Nélida Piñon: Hubo un momento en que pensé que podría perfeccionar el español y escribir en esa lengua, pero no pude. Fue una cuestión moral que no me permitió explotar una facilidad que tenía porque me hacía sentir como si hubiera traicionado a mi país. Amo a España, pero no podría hacer esto con mi idioma sólo para ganar aplausos. Fue una cuestión ética, soy una mujer de inquietudes morales.
¿Qué recuerdos tiene de sus abuelos gallegos?
Nélida Piñon: Hay cosas que marcaron mi existencia desde pequeñita. Me di cuenta muy pronto de que era distinta de todo el mundo por mis inquietudes y mi imaginación. Me impresionaban cosas como comer pulpo en Navidad; no entendía cómo ese animal podía tener ocho patas. El mundo gallego estaba siempre presente. Después me he dado cuenta de que mi abuela tenía unos suspiros distintos, que no eran los suspiros brasileños. Era una mujer elegante que iba todos los días a la iglesia y mi abuelo era un anticlerical fanático que se ponía nervioso cuando ella no iba a la iglesia porque sabía que eso significaba que no estaba bien.

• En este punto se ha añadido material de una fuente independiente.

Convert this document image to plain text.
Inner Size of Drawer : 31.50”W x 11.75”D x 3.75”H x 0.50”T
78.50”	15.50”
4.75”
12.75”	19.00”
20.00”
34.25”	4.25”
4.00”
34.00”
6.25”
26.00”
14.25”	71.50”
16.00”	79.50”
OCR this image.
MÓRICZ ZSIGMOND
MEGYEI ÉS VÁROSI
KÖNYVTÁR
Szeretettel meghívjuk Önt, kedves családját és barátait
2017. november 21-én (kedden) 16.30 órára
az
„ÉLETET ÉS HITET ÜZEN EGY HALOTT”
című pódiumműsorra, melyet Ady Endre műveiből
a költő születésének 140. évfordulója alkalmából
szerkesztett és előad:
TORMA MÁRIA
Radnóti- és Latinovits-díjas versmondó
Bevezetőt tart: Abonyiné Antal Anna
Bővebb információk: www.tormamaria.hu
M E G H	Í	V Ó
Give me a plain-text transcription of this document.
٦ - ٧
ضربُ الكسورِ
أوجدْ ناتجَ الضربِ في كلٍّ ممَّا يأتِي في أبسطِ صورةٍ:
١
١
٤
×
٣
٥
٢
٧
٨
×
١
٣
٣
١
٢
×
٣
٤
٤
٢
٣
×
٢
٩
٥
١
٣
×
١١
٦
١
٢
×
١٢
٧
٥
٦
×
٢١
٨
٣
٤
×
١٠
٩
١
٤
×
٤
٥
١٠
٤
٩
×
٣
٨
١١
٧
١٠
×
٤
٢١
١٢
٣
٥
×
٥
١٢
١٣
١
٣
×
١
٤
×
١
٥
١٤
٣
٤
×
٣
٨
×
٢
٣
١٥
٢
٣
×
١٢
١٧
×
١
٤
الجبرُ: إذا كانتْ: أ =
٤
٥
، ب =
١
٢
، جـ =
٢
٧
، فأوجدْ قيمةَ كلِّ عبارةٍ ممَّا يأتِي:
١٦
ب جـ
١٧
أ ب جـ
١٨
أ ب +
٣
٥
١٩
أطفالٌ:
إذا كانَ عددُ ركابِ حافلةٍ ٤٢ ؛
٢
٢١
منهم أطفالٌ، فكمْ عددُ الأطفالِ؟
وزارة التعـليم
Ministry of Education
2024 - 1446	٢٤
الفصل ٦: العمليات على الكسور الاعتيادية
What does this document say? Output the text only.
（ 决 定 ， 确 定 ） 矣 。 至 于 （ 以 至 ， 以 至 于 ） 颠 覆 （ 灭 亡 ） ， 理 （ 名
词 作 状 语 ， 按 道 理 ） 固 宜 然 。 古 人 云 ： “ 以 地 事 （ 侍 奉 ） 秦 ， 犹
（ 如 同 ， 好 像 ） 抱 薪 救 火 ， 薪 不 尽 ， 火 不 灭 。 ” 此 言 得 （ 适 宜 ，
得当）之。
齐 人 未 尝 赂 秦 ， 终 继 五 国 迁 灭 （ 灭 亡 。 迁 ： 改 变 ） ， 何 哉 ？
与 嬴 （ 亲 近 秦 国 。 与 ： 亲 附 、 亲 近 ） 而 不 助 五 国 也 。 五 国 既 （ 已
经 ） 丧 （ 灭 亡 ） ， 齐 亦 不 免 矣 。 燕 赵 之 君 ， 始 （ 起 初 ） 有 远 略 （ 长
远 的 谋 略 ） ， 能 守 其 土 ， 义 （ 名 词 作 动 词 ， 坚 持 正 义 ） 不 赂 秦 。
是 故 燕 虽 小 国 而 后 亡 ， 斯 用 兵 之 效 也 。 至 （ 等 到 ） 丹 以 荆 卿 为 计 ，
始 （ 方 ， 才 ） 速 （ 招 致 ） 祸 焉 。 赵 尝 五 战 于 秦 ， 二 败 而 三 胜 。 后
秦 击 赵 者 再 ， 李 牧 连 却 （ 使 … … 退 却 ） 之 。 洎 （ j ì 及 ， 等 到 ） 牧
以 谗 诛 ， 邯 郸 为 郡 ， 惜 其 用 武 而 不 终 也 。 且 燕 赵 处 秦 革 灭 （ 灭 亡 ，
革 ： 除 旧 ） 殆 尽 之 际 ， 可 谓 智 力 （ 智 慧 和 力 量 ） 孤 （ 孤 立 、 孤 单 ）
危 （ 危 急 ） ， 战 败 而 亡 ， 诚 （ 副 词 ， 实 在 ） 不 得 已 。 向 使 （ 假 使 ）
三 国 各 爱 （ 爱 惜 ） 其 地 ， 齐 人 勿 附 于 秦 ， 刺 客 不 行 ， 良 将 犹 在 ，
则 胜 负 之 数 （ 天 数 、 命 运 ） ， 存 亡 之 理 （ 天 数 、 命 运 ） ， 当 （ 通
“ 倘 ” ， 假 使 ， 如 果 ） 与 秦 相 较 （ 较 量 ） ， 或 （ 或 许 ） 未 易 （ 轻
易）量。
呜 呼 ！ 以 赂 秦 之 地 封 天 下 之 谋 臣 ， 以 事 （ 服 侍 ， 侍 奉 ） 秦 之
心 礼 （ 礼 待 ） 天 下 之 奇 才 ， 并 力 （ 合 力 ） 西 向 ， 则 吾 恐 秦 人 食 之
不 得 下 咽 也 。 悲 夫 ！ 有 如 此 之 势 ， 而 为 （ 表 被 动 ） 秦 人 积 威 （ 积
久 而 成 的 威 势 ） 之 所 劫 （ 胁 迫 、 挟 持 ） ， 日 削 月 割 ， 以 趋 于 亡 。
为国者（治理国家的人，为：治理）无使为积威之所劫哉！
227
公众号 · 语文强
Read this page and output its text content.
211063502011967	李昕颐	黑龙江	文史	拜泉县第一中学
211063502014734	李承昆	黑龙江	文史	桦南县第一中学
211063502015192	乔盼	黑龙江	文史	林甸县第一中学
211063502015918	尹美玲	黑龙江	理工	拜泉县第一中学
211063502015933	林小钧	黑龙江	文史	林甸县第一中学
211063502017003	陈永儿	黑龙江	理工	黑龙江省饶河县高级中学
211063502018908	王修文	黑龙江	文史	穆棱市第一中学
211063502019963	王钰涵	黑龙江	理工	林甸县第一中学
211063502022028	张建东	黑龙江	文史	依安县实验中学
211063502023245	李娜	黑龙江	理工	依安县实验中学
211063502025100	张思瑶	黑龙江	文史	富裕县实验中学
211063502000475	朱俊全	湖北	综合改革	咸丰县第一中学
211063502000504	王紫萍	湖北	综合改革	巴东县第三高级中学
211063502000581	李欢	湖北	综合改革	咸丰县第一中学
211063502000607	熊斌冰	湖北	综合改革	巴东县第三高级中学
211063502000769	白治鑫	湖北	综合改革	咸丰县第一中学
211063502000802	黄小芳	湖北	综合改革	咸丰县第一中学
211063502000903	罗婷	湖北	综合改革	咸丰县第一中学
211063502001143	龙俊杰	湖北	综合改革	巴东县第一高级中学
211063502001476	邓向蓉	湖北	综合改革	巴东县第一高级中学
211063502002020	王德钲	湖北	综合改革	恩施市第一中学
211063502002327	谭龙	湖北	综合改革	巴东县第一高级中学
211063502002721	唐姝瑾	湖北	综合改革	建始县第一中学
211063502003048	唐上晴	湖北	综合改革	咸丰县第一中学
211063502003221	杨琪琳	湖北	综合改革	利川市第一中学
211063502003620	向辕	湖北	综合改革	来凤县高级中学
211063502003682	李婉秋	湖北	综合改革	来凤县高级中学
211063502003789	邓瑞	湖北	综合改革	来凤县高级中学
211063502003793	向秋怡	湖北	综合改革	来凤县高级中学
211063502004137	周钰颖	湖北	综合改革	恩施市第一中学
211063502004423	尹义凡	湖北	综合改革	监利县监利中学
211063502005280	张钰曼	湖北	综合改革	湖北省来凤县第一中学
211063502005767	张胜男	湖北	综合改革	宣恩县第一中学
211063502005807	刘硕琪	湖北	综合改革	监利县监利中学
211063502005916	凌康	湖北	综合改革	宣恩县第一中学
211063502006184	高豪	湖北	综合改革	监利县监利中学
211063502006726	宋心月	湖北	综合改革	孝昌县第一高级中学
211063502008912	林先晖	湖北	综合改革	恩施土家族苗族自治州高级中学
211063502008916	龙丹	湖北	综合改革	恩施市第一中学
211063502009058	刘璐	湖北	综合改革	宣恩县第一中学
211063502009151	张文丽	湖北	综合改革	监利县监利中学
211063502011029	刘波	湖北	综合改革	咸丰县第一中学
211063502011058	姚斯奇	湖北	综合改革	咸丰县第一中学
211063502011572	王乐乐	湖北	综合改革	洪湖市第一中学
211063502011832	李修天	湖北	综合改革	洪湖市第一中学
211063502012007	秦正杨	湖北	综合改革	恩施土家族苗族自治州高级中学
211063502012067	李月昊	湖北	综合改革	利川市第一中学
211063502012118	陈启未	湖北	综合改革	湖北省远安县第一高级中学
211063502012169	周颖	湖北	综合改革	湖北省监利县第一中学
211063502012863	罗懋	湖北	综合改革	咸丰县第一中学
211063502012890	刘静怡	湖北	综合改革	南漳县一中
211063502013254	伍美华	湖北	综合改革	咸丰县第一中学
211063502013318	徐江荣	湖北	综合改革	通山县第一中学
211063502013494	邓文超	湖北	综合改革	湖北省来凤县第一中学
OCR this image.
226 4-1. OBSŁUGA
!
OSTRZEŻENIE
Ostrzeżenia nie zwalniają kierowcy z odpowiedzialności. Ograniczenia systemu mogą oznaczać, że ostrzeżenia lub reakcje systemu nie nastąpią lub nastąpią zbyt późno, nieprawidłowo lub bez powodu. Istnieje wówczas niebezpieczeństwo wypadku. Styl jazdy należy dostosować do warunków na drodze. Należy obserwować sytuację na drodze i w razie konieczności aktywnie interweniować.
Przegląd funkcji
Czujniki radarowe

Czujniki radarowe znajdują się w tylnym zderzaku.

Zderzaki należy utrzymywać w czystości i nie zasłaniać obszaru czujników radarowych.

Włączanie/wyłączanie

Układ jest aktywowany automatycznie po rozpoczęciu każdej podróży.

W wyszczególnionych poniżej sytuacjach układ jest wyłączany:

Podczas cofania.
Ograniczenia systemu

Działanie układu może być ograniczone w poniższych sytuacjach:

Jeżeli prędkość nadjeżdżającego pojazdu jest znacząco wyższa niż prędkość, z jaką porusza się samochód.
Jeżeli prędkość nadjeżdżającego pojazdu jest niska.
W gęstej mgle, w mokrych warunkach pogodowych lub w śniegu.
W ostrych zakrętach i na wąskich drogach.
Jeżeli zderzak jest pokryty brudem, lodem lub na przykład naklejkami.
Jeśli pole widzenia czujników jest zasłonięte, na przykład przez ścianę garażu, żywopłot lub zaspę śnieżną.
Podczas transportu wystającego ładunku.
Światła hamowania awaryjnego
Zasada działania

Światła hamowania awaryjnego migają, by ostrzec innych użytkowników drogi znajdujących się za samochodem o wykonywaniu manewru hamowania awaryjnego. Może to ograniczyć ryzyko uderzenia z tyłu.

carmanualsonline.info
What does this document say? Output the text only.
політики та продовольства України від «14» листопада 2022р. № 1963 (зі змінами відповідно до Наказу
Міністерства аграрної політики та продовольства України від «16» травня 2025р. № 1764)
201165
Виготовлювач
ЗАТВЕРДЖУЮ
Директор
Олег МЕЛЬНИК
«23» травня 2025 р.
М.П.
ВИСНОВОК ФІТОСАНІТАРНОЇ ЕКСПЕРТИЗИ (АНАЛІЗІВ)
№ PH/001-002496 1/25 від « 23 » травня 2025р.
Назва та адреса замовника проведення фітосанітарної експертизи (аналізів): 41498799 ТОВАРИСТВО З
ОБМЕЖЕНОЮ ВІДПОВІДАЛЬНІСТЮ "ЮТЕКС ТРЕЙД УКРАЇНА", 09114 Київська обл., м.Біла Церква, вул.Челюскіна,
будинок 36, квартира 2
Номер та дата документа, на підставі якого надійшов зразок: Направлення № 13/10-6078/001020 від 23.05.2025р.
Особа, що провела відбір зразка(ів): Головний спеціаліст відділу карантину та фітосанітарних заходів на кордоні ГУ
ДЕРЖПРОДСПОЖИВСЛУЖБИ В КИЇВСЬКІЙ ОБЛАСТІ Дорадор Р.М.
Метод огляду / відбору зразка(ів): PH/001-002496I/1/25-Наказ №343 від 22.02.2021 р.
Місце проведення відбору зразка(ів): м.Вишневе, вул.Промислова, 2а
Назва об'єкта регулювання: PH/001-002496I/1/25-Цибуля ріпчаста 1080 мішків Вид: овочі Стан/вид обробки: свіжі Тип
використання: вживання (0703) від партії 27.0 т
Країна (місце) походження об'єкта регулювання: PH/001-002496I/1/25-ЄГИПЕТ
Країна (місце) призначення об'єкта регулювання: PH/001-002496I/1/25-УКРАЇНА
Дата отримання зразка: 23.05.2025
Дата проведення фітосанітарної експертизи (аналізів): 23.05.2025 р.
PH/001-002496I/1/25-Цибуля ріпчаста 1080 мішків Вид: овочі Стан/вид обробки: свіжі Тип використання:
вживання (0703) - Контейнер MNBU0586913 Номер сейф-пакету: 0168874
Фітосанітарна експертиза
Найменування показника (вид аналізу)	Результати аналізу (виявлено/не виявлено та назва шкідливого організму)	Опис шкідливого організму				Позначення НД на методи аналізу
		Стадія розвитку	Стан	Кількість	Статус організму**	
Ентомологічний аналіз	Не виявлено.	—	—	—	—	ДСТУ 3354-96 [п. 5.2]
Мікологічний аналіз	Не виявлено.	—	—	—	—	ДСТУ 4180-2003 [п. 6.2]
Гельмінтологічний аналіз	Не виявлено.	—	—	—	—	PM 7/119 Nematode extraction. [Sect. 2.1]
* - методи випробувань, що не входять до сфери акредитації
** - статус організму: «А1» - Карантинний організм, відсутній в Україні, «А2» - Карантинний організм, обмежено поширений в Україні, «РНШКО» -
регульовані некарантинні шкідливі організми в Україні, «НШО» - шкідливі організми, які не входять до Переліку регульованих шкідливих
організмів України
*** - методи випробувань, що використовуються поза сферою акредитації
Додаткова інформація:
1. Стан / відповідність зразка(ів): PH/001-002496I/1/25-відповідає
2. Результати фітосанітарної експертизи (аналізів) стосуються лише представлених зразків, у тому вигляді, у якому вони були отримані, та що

Usted vivió de niña en Galicia.
Nélida Piñon: Me trajeron a los 10 años y estuve casi dos. Ha sido para mí el período más mítico, feliz y profundo de mi vida. Esa estancia marca un antes y un después. Yo ya quería ser escritora, pero darme cuenta de que había mitos distintos a los míos, comidas, culturas y maneras de proceder distintas estimuló mi imaginación. Yo danzaba con la gaita, ese instrumento que no quiero oír porque voy a emocionarme demasiado. Viví con gran intensidad todo eso; el mismo idioma que me parecía antiguo, anacrónico, hasta que descubrí su dulzura y lirismo. Pienso que mucho del material que aplico en La República de los sueños nace de aquel momento de mi vida. La lírica gallega fue para mí una revelación.